La Corte Suprema degli Stati Uniti potrebbe mettere al bando i trattamenti di “cambio di sesso” per i minori con disforia di genere. La più alta magistratura statunitense, infatti, è stata investita da un caso - United States vs. Skrmetti – pronunciandosi sul quale potrebbero determinarsi svolte significative a tutela dei bambini.
La vicenda giudiziaria
L’intero caso giudiziario si è originato perché nel Tennessee, Stato del Sud a maggioranza repubblicana, è stata introdotta - promossa dal leader della maggioranza al Senato, il repubblicano Jack Johnson - la messa al bando di una serie di trattamenti per i cosiddetti “adolescenti transgender”, vale a dire terapie ormonali e bloccanti della pubertà. Tutto ciò da un lato stoppa i medici e, dall’altro, preserva naturalmente i giovani, dato che la migliore letteratura scientifica ha accertato come proprio le terapie ormonali e i bloccanti della pubertà ben poco contribuiscano al bene dei minori con disforia di genere. Semmai è il contrario, dato che sono numerosissimi i giovani che, dopo qualche tempo dall’assunzione di determinati trattamenti, si pentono di questo percorso e decidono di tornare alla loro identità biologica originale. Stiamo naturalmente parlando dei detransitioners, che proprio negli Stati Uniti – ancorché guardati con sospetto dal movimento Lgbtq, che li considera quasi dei traditori della causa o ne minimizza la rilevanza - sono presenti in gran numero. Prova ne è stata anche la toccante testimonianza, portata in Italia grazie a Pro Vita & Famiglia, di Luka Hein, giovane che in un partecipatissimo tour nella nostra penisola ad ottobre ha potuto raccontare la sua storia.
La decisione della Corte Suprema
Ma torniamo alla Corte Suprema degli Stati Uniti, che esaminando il caso United States vs. Skrmetti è chiamata a stabilire se abbia ragione lo Stato del Tennesse o se l’abbiano i querelanti, alcuni genitori di giovani transgender, l’American Civil Liberties Union (ACLU) e lo stesso governo federale. Secondo questi ultimi sussiste una pesante contraddizione nel divieto della prescrizione di farmaci che, è vero, sono perfettamente legali quando usati per trattare altre condizioni come la pubertà precoce. «La legge vieta trattamenti specifici solo quando non sono coerenti con il sesso assegnato alla nascita. È proprio questa incoerenza a renderla incostituzionale», sostengono per la precisione quanti hanno trascinato in tribunale lo Stato del Tennessee. Proprio quest’ultimo, con il procuratore generale Matthew Rice, difende la norma sotto processo asserendo che non si è in presenza di alcuna discriminazione di genere, ma solo del tentativo di limitare lo scopo del trattamento a tutela del bene dei minori. Tesi, quest’ultima, che non si può non sottoscrivere dal momento che, come prova uno studio pubblicato nel 2022 sul Journal of Homosexuality e condotto su 237 detransitioners, nella grande maggioranza dei casi la transizione non risolve affatto il disagio emotivo preesistente.

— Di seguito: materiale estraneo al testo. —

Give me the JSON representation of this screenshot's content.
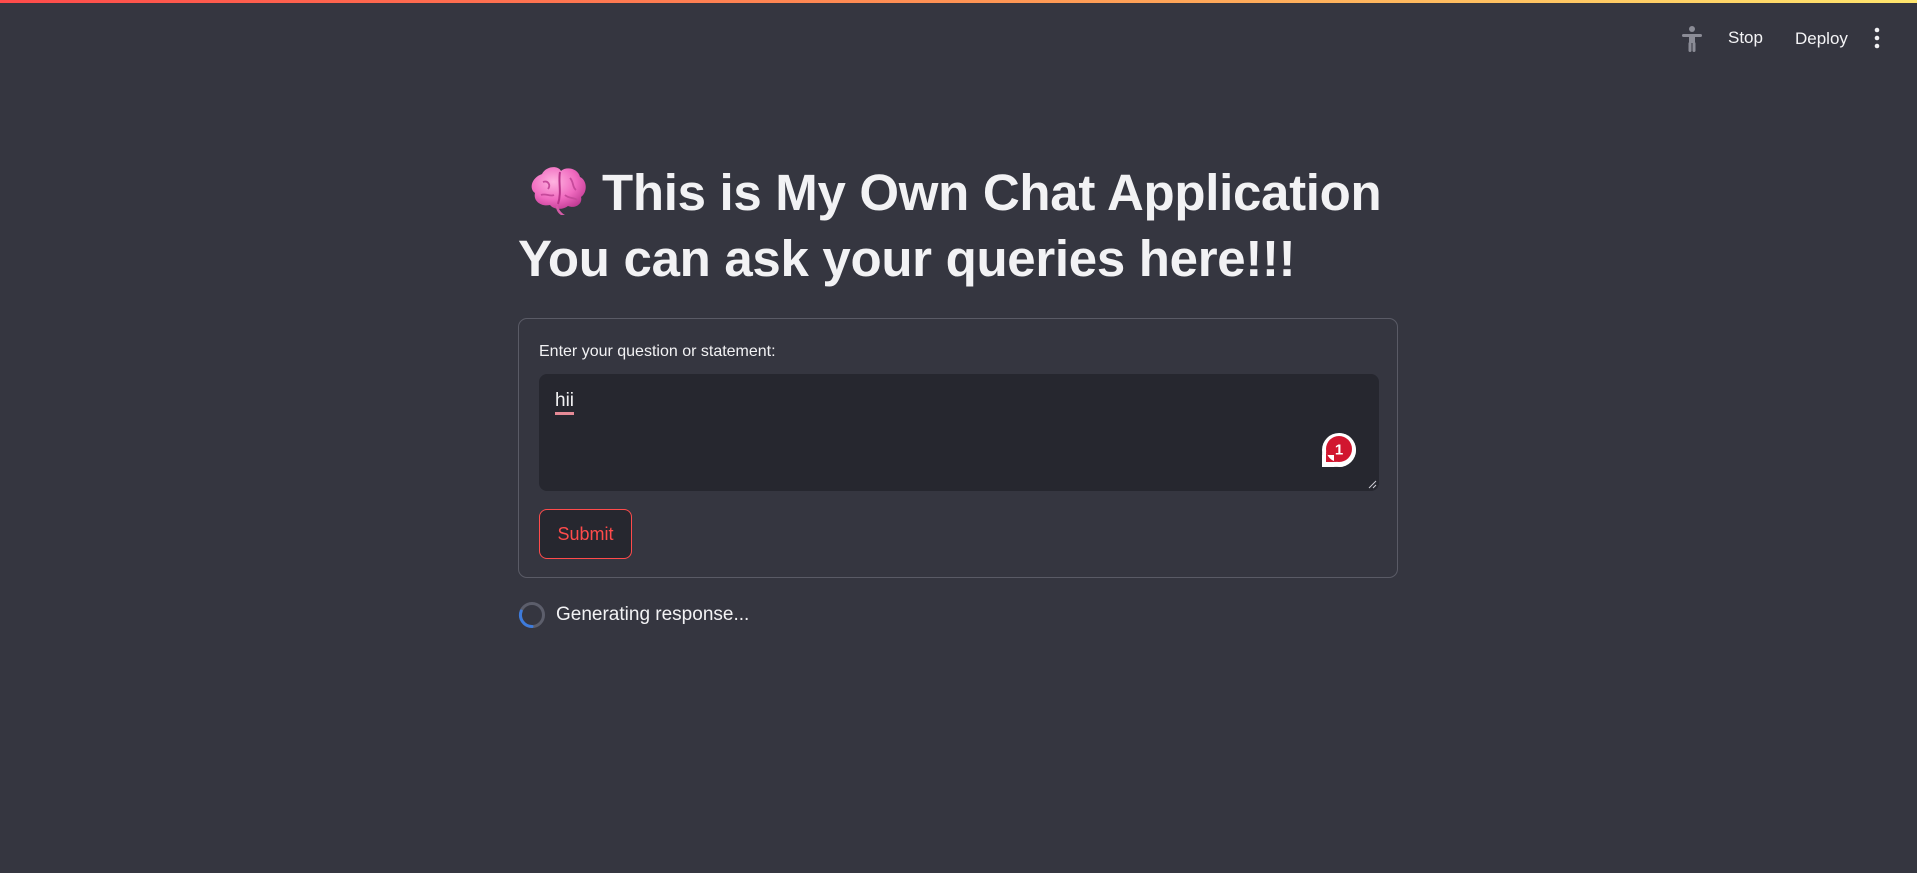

Quando è previsto il verdetto
Per questo bene fa il Tennesse a non arretrare di un millimetro e bene farà la Corte Suprema a valutare con attenzione questo caso, anche se ci sarà da aspettare, almeno fino alla prossima primavera-estate. A tal proposito, però, un cauto ottimismo sul possibile verdetto è alimentato da un clamoroso precedente: quello che, nel giugno 2022, ha visto la stessa Corte, sempre a maggioranza conservatrice com’è oggi (soprattutto, va detto, grazie alle nomine fatte da Donald Trump durante il suo primo mandato presidenziale), rovesciare con un verdetto storico la sentenza Roe vs. Wade del 1973, che per mezzo secolo aveva elevato l’aborto a diritto di rango costituzionale. Come per l’aborto anche per i trattamenti per i minori affetti da disforia di genere – o presunti tali, dato che come sappiamo una certa fretta diagnostica porta tanti giovani alla somministrazione dei bloccanti della pubertà senza neppure essere stati visitati da uno psicologo -, nel giudizio della Corte Suprema degli Stati Uniti prevarranno il buon senso e la ragione? Non resta davvero che augurarselo.